Doxie-Doglover-Too said:


> one more thing: does S**t run uphill? just wondering cuz our sewer hook up higher than the trailers outlet.


 You'll have to do the Outbackers ritual snake dance where you lift the hose and work it to the end several times to clear the hose and empty the tank. My Kingston also has a low drain point so I am good at it. Make sure all the joints are tight before you start the dance otherwise they may come loose and thats not funny if it happends to you.

Best of luck


----------



## SaveFerris (Sep 19, 2009)

Doxie-Doglover-Too said:


> ok! we got it! ( I had tried the reset button) .We had actually lost power period, just didn't realize cuz somethings were on battery
> 
> 
> 
> ...


Glad you got it fixed!







This would have been a long weekend for you without shore power. Is it still raining like crazy?


----------



## Doxie-Doglover-Too (Jan 25, 2007)

OutbackPM said:


> one more thing: does S**t run uphill? just wondering cuz our sewer hook up higher than the trailers outlet.

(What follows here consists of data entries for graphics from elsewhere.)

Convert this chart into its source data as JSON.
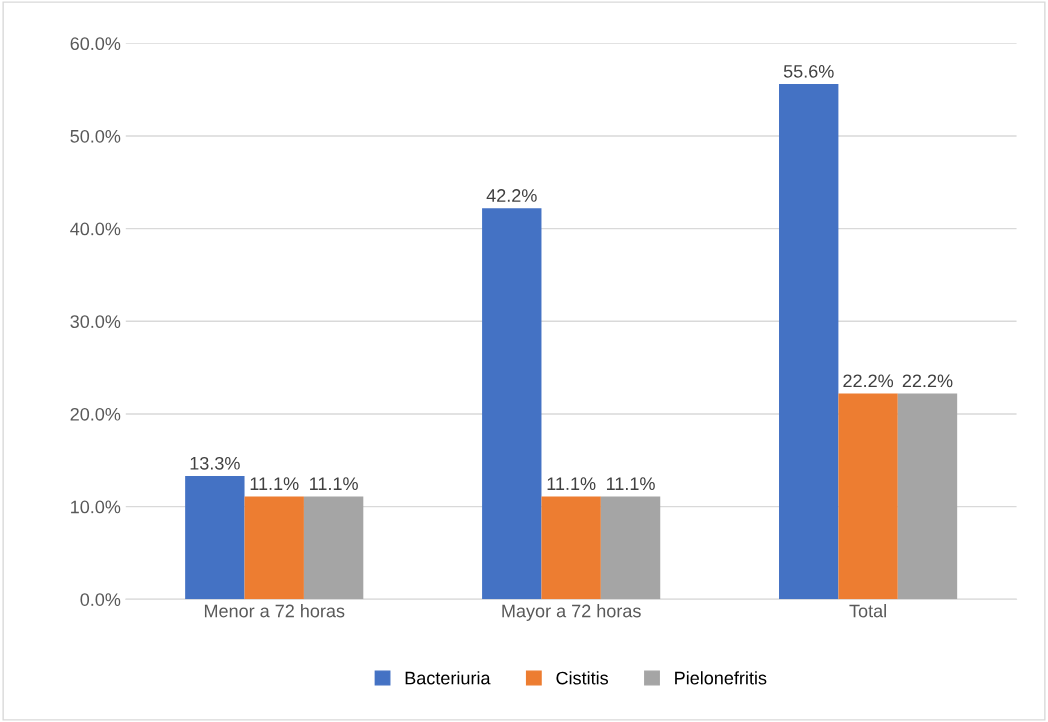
{
  "chart_data": {
    "type": "bar",
    "categories": [
      "Menor a 72 horas",
      "Mayor a 72 horas",
      "Total"
    ],
    "series": [
      {
        "name": "Bacteriuria",
        "color": "#4472c4",
        "values": [
          13.3,
          42.2,
          55.6
        ],
        "value_labels": [
          "13.3%",
          "42.2%",
          "55.6%"
        ]
      },
      {
        "name": "Cistitis",
        "color": "#ed7d31",
        "values": [
          11.1,
          11.1,
          22.2
        ],
        "value_labels": [
          "11.1%",
          "11.1%",
          "22.2%"
        ]
      },
      {
        "name": "Pielonefritis",
        "color": "#a5a5a5",
        "values": [
          11.1,
          11.1,
          22.2
        ],
        "value_labels": [
          "11.1%",
          "11.1%",
          "22.2%"
        ]
      }
    ],
    "ylim": [
      0,
      60
    ],
    "yticks": [
      {
        "value": 0,
        "label": "0.0%"
      },
      {
        "value": 10,
        "label": "10.0%"
      },
      {
        "value": 20,
        "label": "20.0%"
      },
      {
        "value": 30,
        "label": "30.0%"
      },
      {
        "value": 40,
        "label": "40.0%"
      },
      {
        "value": 50,
        "label": "50.0%"
      },
      {
        "value": 60,
        "label": "60.0%"
      }
    ],
    "grid": "y",
    "legend": "bottom"
  }
}
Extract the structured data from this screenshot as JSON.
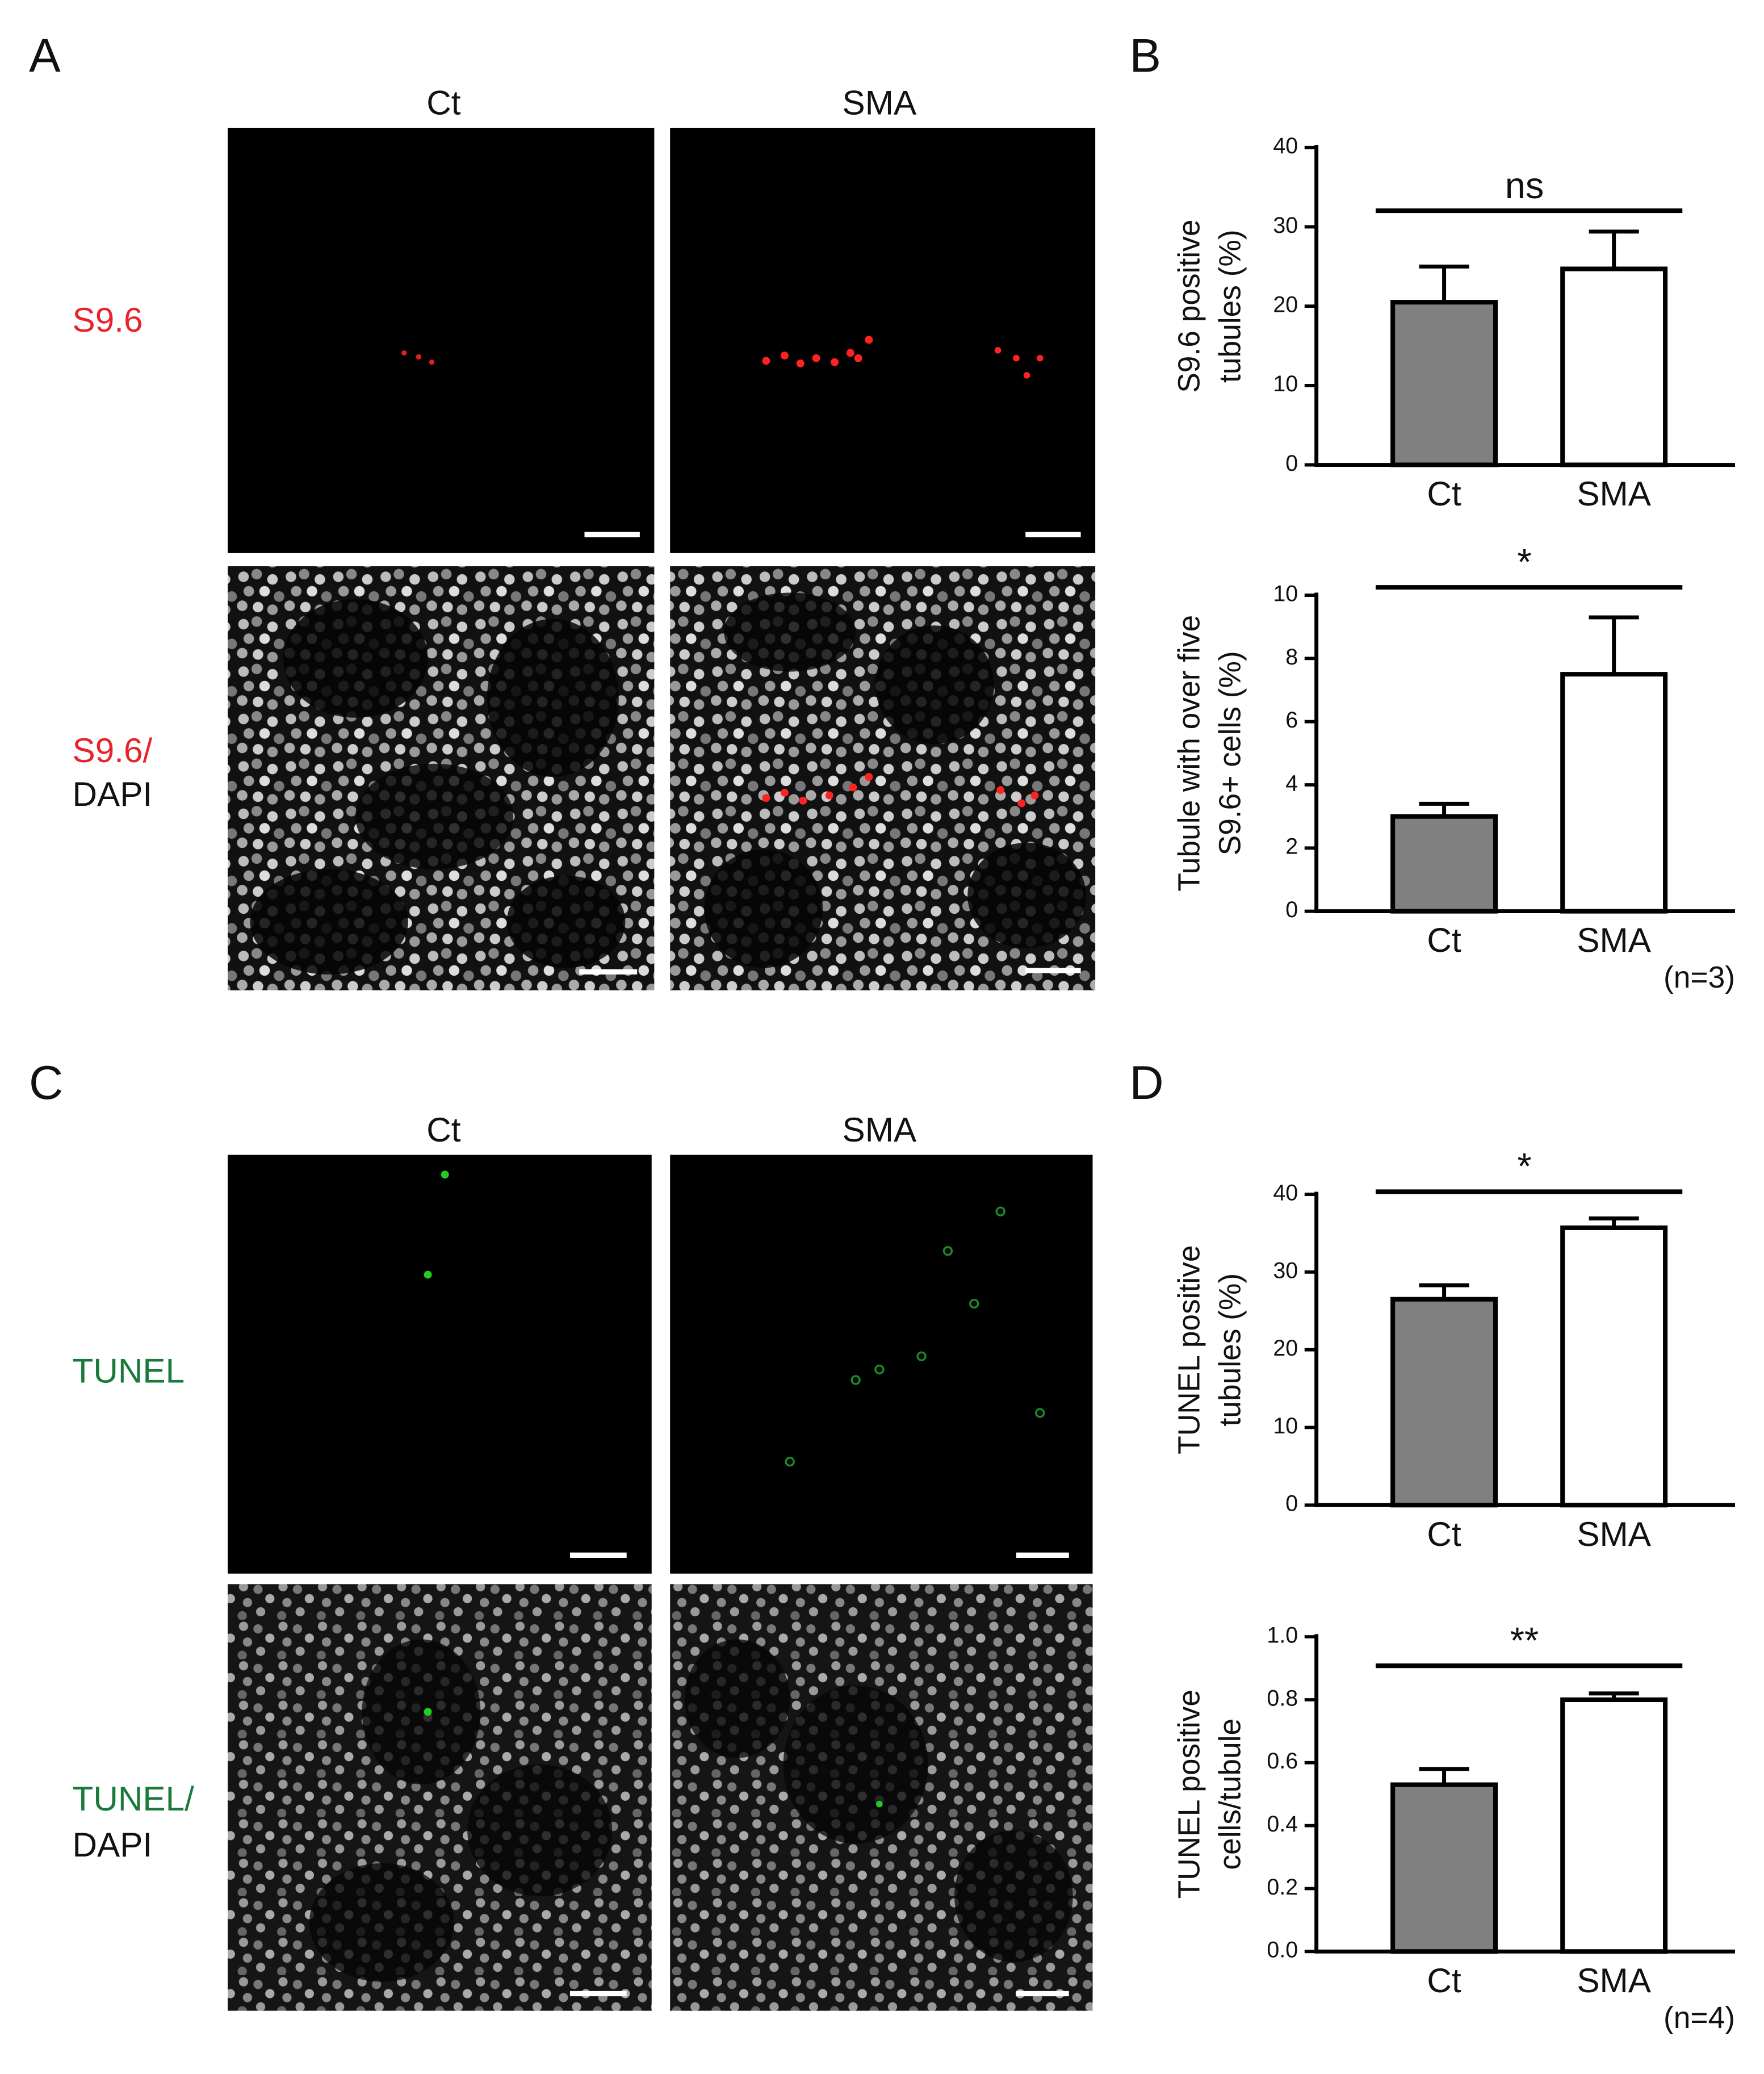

 You'll have to do the Outbackers ritual snake dance where you lift the hose and work it to the end several times to clear the hose and empty the tank. My Kingston also has a low drain point so I am good at it. Make sure all the joints are tight before you start the dance otherwise they may come loose and thats not funny if it happends to you.

Best of luck
[/quote]
that is what I was afraid of! Hey, there will be lots of people here this weekend, and I SURE they will volunteer!


----------



## Doxie-Doglover-Too (Jan 25, 2007)

shhh...listen...hear that? yep, RAIN! and lots of it. When it stops for the approx 20 seconds that it has stopped, I could hear the ocean off in the distance







. The dogs are doing their usual "it's raining and there is NO way we are going out in that so we will just hold it for hours" 
routine


----------



## thefulminator (Aug 8, 2007)

Back on the power problem. I know yours is fixed but if anyone else has the problem, here is something to check. We had a situation last summer where our AC wouldn't work. After lots of phone calls, hair pulling and 100+ degree days, we stopped at our dealer on the way home. When they pulled the cover off of the converter they found that one of the neutral wires had come loose from the buss bar. They blamed it on the set screw not being tight enough, wires bouncing while going down the road and the fact that Gilligan was installing two wires in each hole in the buss bar which is not the preferred way to do it. The dealer tightened all the screws and believe it or not, Keystone reimbursed me for the service even though I was out of the warranty period by about two months.


----------



## Nathan (Jan 2, 2007)

Doxie-Doglover-Too said:


> one more thing: does S**t run uphill? just wondering cuz our sewer hook up higher than the trailers outlet.


 You'll have to do the Outbackers ritual snake dance where you lift the hose and work it to the end several times to clear the hose and empty the tank. My Kingston also has a low drain point so I am good at it. Make sure all the joints are tight before you start the dance otherwise they may come loose and thats not funny if it happends to you.

Best of luck
[/quote]
that is what I was afraid of! Hey, there will be lots of people here this weekend, and I SURE they will volunteer!








[/quote]

I just want to make sure that SOMEONE gets a video of the sewer hose ordeal! This could top RV!!!!


----------



## Lmbevard (Mar 18, 2006)

One of my favorite campground only has a couple of spots that I can get my 5th wheeler in. Problem is that one of them has a box with a weak 30 amp breaker. If I am running something 110V it's easy to tell when it pops but there has been times when we have the radio on and just setting there then figure out the Microwave won't run. Any more, the first thing that I do is turn the 110 light on above the table so I can tell the electric is working. I do have a cheap $10 voltmeter in my tool box so I can check what is happening. It's good for both 110 V ac and 12 V DC. Good thing to have around. Stay Dry. I wish I was out there with you this weekend.


----------